Last week I attended a PhD students' workshop. The final part of the workshop was dedicated to discussing motivation and supervision issues. The simple question was: what motivates you to work on your PhD (or, for older guys, on your research)?

The results were diverse. For some young people, starting a PhD had been "the easy, lazy choice" to earn an income - no need to go through the trouble of finding "a real job" and the possibility to continue the lifestyle of a student for a few more years. A few students were also motivated by the feeling that their research is important.

However, the most interesting replies came from senior scientists. A well-known male scientist said that the driving factor for his research was pure interest in his research question - the social framework was less important. A well-known female scientist, on the other hand, argued that group synergy and an inspiring atmosphere created by her colleagues (or students) was a key factor driving her research.

I am certainly not trying to suggest that men are always interested in technical details and women in other people and social issues. Nevertheless, the contrast between the answers was clear and has, in my mind, fundamental consequences in the way our research team is currently run.
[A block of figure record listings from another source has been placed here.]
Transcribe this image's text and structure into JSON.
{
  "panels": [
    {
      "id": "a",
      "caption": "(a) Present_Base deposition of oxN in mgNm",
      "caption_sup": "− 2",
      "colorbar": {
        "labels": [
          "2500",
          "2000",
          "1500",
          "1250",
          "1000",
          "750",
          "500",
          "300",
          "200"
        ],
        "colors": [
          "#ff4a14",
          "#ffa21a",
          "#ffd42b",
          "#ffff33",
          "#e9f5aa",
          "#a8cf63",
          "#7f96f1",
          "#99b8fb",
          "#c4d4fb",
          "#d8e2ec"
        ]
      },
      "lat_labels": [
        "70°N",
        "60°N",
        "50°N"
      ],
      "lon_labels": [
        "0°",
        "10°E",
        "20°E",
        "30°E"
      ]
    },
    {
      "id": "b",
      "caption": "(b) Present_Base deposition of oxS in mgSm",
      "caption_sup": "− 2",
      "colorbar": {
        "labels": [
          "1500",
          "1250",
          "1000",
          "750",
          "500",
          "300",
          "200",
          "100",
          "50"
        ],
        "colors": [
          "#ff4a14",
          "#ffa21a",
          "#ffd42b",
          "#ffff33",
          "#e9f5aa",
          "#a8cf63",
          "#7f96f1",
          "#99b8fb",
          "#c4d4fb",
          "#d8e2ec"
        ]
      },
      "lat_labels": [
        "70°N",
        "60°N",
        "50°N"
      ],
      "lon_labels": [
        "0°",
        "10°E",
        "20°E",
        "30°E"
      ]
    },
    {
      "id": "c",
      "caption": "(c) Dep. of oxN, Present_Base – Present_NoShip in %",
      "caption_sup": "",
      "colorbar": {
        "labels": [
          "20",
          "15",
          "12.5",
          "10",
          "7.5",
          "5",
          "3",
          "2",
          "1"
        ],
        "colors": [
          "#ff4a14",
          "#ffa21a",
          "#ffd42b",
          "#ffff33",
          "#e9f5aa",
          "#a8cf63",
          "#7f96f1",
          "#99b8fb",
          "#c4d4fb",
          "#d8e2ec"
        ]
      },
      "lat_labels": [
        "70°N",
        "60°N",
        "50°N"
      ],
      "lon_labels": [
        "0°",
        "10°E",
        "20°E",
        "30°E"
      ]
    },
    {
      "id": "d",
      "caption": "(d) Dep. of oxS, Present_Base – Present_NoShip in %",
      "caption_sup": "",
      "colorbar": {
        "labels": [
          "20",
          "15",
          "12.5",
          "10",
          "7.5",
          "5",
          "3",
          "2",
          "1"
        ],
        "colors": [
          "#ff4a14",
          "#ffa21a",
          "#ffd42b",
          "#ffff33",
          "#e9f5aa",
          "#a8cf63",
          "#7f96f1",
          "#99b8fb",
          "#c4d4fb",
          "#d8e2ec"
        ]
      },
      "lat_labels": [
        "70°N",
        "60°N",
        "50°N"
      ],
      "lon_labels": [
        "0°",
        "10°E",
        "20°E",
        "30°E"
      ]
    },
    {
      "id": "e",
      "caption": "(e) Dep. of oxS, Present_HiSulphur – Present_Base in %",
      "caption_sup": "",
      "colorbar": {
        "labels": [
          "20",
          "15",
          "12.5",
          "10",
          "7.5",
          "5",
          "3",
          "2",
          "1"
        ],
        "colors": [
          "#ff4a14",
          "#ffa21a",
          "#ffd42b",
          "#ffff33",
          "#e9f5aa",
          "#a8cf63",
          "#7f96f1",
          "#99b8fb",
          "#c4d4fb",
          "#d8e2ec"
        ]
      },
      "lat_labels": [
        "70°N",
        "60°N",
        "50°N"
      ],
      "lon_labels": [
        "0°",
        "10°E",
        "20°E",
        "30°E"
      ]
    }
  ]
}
What motivates me? A dynamic group. The chance to work with sharp, kind or inspiring people. To be honest, the research theme is less important than the social framework. Many, many research questions are important enough to deserve my attention - as long as I work on a diverse team.

I would never have started working in research if I had not been offered a chance to work in an international environment with people having different backgrounds (both professionally and culturally). When I entered university, my goal was to be back in the tropics or mild climates of my school years by the age of 25. I was not aiming for a PhD, only for an MSc. Well, here I am, still in the North and with a PhD and more than 25 years of my life completed. And I would not be here, if it had not been for the international MODIS LAI campaign I was employed to work in as an undergraduate student nine years back in June 2000.

So, what am I trying to say? I think supervisors should not only offer interesting measurements or research questions to their students, but also go through the small trouble of organizing social contacts or providing an international framework. In the end, that might prove to be the most important thing in attracting the attention and dedication of many students. For me it was.